After introducing a five-star scale ranking hospitals on patient experience earlier this year, the Center for Medicare & Medicaid Services' Hospital Compare site will release a second round of rankings including data for critical access hospitals (CAHs), according to AHA News Now.

After the initial release omitted CAH data, the American Hospital Association (AHA) criticized the decision in a letter, noting that while CAHs are exempt from CMS' quality reporting requirement due to their low patient volumes, 94 percent of CAHs are registered to submit their quality data, and many payers, public and private, base pay-for-performance reimbursements on Hospital Compare data. 

In mid-June, CMS uploaded a file containing the CAH data missing from the initial Hospital Compare update. However, CMS did not post the information to Hospital Compare itself, according to AHA Vice President for Quality and Patient Safety Policy Nancy E. Foster. Moreover, the data, rather than listing hospitals by name or measure, lists providers by CMS Certification Number and the code for the measures, a format "unusable to anyone without significant expertise in data analysis," she wrote.

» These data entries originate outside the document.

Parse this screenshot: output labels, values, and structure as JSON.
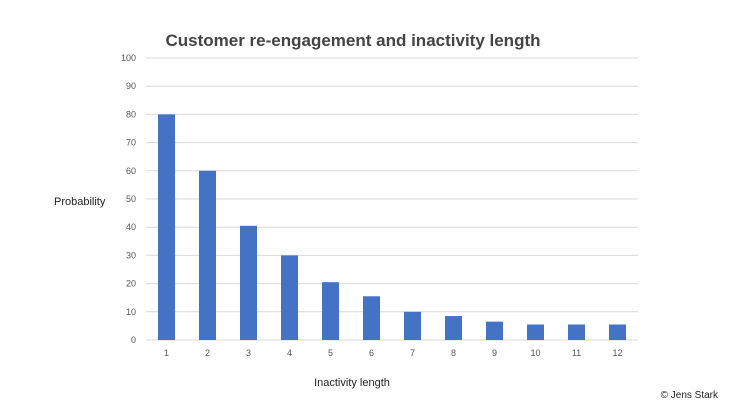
{
  "chart_data": {
    "type": "bar",
    "title": "Customer re-engagement and inactivity length",
    "xlabel": "Inactivity length",
    "ylabel": "Probability",
    "categories": [
      "1",
      "2",
      "3",
      "4",
      "5",
      "6",
      "7",
      "8",
      "9",
      "10",
      "11",
      "12"
    ],
    "values": [
      80,
      60,
      40.5,
      30,
      20.5,
      15.5,
      10,
      8.5,
      6.5,
      5.5,
      5.5,
      5.5
    ],
    "ylim": [
      0,
      100
    ],
    "yticks": [
      0,
      10,
      20,
      30,
      40,
      50,
      60,
      70,
      80,
      90,
      100
    ],
    "grid": true,
    "bar_color": "#4472C4",
    "grid_color": "#d9d9d9"
  },
  "footer": {
    "copyright": "© Jens Stark"
  }
}
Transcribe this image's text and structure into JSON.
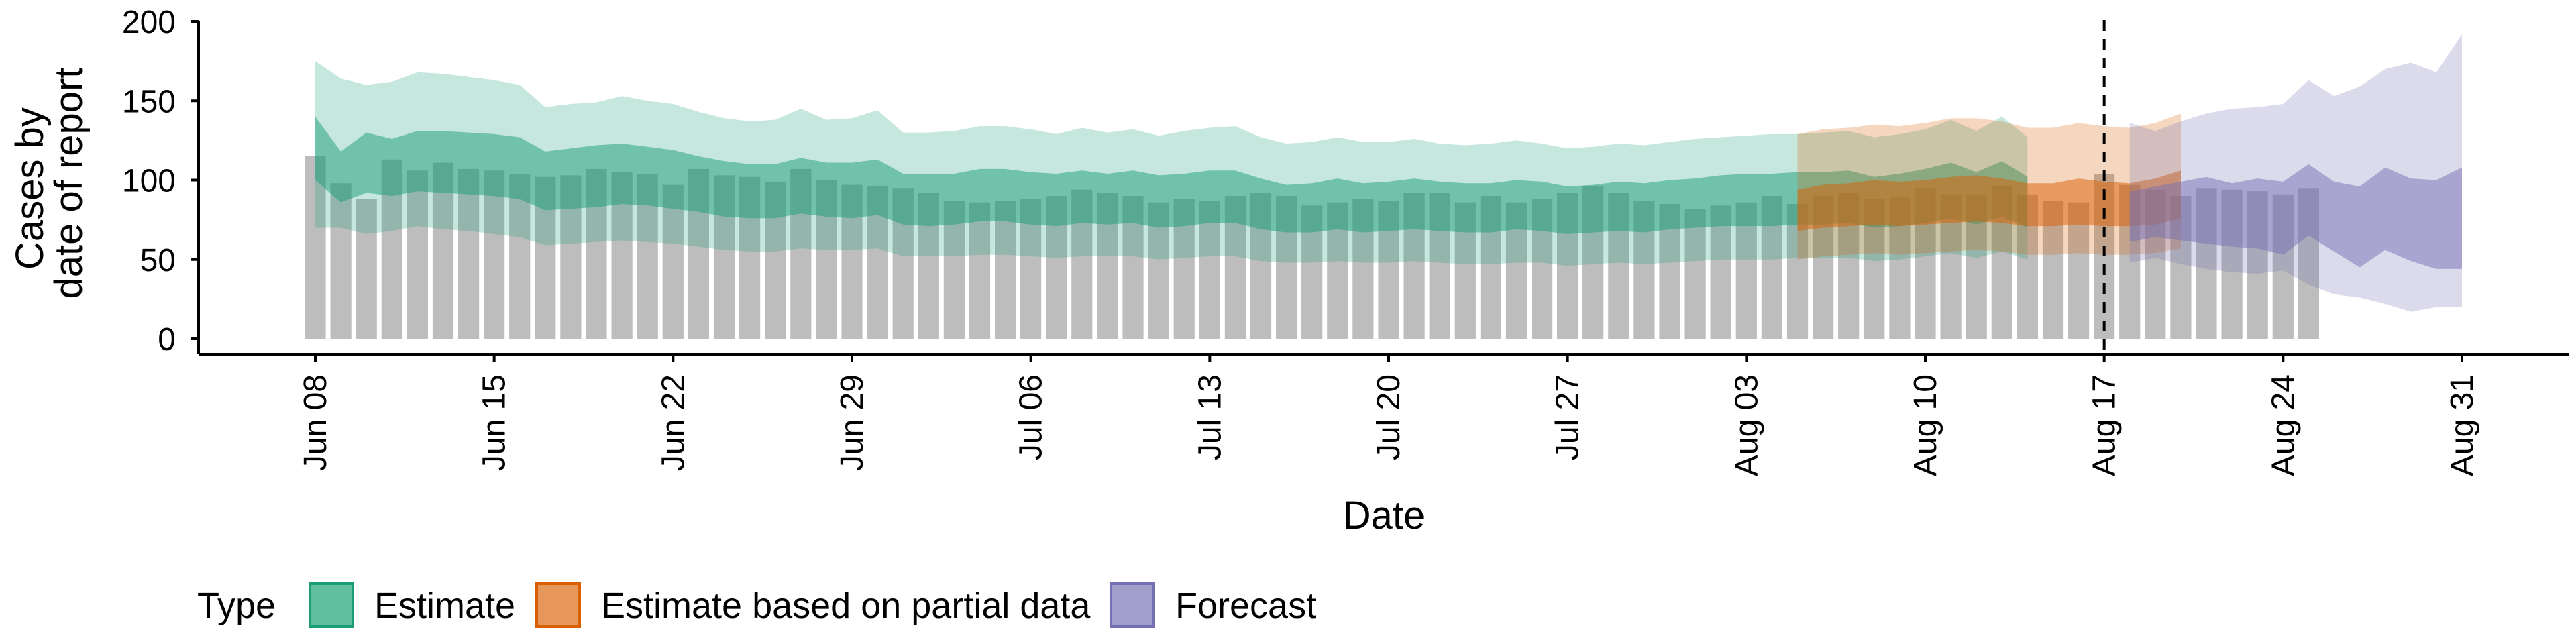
{
  "chart_data": {
    "type": "bar",
    "xlabel": "Date",
    "ylabel_lines": [
      "Cases by",
      "date of report"
    ],
    "ylim": [
      0,
      200
    ],
    "yticks": [
      0,
      50,
      100,
      150,
      200
    ],
    "x_start": "2020-06-08",
    "x_end": "2020-08-31",
    "xticks": [
      {
        "date": "2020-06-08",
        "label": "Jun 08"
      },
      {
        "date": "2020-06-15",
        "label": "Jun 15"
      },
      {
        "date": "2020-06-22",
        "label": "Jun 22"
      },
      {
        "date": "2020-06-29",
        "label": "Jun 29"
      },
      {
        "date": "2020-07-06",
        "label": "Jul 06"
      },
      {
        "date": "2020-07-13",
        "label": "Jul 13"
      },
      {
        "date": "2020-07-20",
        "label": "Jul 20"
      },
      {
        "date": "2020-07-27",
        "label": "Jul 27"
      },
      {
        "date": "2020-08-03",
        "label": "Aug 03"
      },
      {
        "date": "2020-08-10",
        "label": "Aug 10"
      },
      {
        "date": "2020-08-17",
        "label": "Aug 17"
      },
      {
        "date": "2020-08-24",
        "label": "Aug 24"
      },
      {
        "date": "2020-08-31",
        "label": "Aug 31"
      }
    ],
    "forecast_divider_date": "2020-08-17",
    "observed_cases": {
      "start_date": "2020-06-08",
      "values": [
        115,
        98,
        88,
        113,
        106,
        111,
        107,
        106,
        104,
        102,
        103,
        107,
        105,
        104,
        97,
        107,
        103,
        102,
        99,
        107,
        100,
        97,
        96,
        95,
        92,
        87,
        86,
        87,
        88,
        90,
        94,
        92,
        90,
        86,
        88,
        87,
        90,
        92,
        90,
        84,
        86,
        88,
        87,
        92,
        92,
        86,
        90,
        86,
        88,
        92,
        96,
        92,
        87,
        85,
        82,
        84,
        86,
        90,
        85,
        90,
        92,
        88,
        89,
        95,
        91,
        91,
        96,
        91,
        87,
        86,
        104,
        97,
        94,
        90,
        95,
        94,
        93,
        91,
        95
      ]
    },
    "estimate_bands": [
      {
        "type": "Estimate",
        "start_date": "2020-06-08",
        "outer_upper": [
          175,
          164,
          160,
          162,
          168,
          167,
          165,
          163,
          160,
          146,
          148,
          149,
          153,
          150,
          148,
          143,
          139,
          137,
          138,
          145,
          138,
          139,
          144,
          130,
          130,
          131,
          134,
          134,
          132,
          129,
          133,
          130,
          132,
          128,
          131,
          133,
          134,
          127,
          123,
          124,
          127,
          124,
          124,
          126,
          123,
          122,
          123,
          125,
          123,
          120,
          121,
          123,
          122,
          124,
          126,
          127,
          128,
          129,
          129,
          130,
          131,
          127,
          129,
          132,
          138,
          131,
          140,
          127
        ],
        "inner_upper": [
          140,
          118,
          130,
          126,
          131,
          131,
          130,
          129,
          127,
          118,
          120,
          122,
          123,
          121,
          119,
          115,
          112,
          110,
          110,
          114,
          111,
          111,
          113,
          104,
          104,
          104,
          107,
          107,
          105,
          104,
          106,
          104,
          106,
          103,
          104,
          106,
          106,
          101,
          97,
          98,
          101,
          98,
          99,
          101,
          99,
          98,
          98,
          100,
          99,
          96,
          97,
          99,
          98,
          100,
          101,
          103,
          104,
          104,
          105,
          105,
          106,
          102,
          104,
          107,
          111,
          105,
          112,
          102
        ],
        "inner_lower": [
          100,
          86,
          92,
          90,
          93,
          92,
          91,
          90,
          88,
          81,
          82,
          83,
          85,
          84,
          82,
          80,
          77,
          76,
          76,
          79,
          77,
          76,
          78,
          72,
          71,
          72,
          74,
          74,
          72,
          71,
          73,
          72,
          73,
          70,
          71,
          73,
          73,
          69,
          67,
          67,
          69,
          67,
          68,
          69,
          68,
          67,
          67,
          69,
          68,
          66,
          67,
          68,
          67,
          69,
          70,
          71,
          71,
          71,
          72,
          72,
          73,
          70,
          71,
          73,
          76,
          72,
          77,
          70
        ],
        "outer_lower": [
          70,
          70,
          66,
          68,
          71,
          69,
          68,
          66,
          64,
          59,
          60,
          61,
          62,
          61,
          60,
          58,
          56,
          55,
          55,
          57,
          56,
          56,
          57,
          52,
          52,
          52,
          53,
          53,
          52,
          51,
          52,
          52,
          52,
          50,
          51,
          52,
          52,
          49,
          48,
          48,
          49,
          48,
          48,
          49,
          48,
          47,
          47,
          48,
          48,
          46,
          47,
          48,
          47,
          48,
          49,
          50,
          50,
          50,
          51,
          51,
          51,
          49,
          50,
          52,
          54,
          51,
          55,
          50
        ]
      },
      {
        "type": "Estimate based on partial data",
        "start_date": "2020-08-05",
        "outer_upper": [
          129,
          132,
          133,
          135,
          134,
          136,
          139,
          139,
          137,
          133,
          133,
          136,
          134,
          133,
          136,
          142
        ],
        "inner_upper": [
          94,
          97,
          98,
          100,
          99,
          100,
          102,
          103,
          101,
          98,
          98,
          101,
          99,
          98,
          101,
          106
        ],
        "inner_lower": [
          68,
          70,
          71,
          72,
          71,
          72,
          73,
          74,
          73,
          71,
          71,
          72,
          71,
          71,
          72,
          76
        ],
        "outer_lower": [
          50,
          52,
          53,
          54,
          53,
          54,
          55,
          56,
          55,
          53,
          53,
          54,
          53,
          53,
          54,
          57
        ]
      },
      {
        "type": "Forecast",
        "start_date": "2020-08-18",
        "outer_upper": [
          136,
          131,
          137,
          142,
          145,
          146,
          148,
          163,
          153,
          159,
          170,
          174,
          168,
          192
        ],
        "inner_upper": [
          93,
          96,
          99,
          102,
          98,
          101,
          99,
          110,
          99,
          96,
          108,
          101,
          100,
          108
        ],
        "inner_lower": [
          61,
          64,
          62,
          60,
          58,
          57,
          53,
          65,
          55,
          45,
          56,
          49,
          44,
          44
        ],
        "outer_lower": [
          48,
          51,
          47,
          44,
          42,
          41,
          43,
          34,
          28,
          26,
          22,
          17,
          20,
          20
        ]
      }
    ],
    "legend": {
      "title": "Type",
      "placement": "bottom-left",
      "entries": [
        {
          "label": "Estimate",
          "fill": "#5fbf9e",
          "stroke": "#1b9e77"
        },
        {
          "label": "Estimate based on partial data",
          "fill": "#e8975a",
          "stroke": "#d95f02"
        },
        {
          "label": "Forecast",
          "fill": "#a29fcc",
          "stroke": "#7570b3"
        }
      ]
    },
    "colors": {
      "bars": "#bdbdbd",
      "estimate_band": "#1b9e77",
      "partial_band": "#d95f02",
      "forecast_band": "#7570b3",
      "divider": "#000000"
    }
  }
}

Not only does this data format leaves patients unable to determine their local providers' rankings, it prevents hospitals from determining opportunities for improvement or better performers as a model for their strategies, according to the letter.

CAHs, despite numerous reimbursement cuts, can serve as a model for patient-centered, cost-reducing care models, FierceHealthcare previously reported. However, federal minimum-distance requirements may disrupt care for communities that depend on CAHs.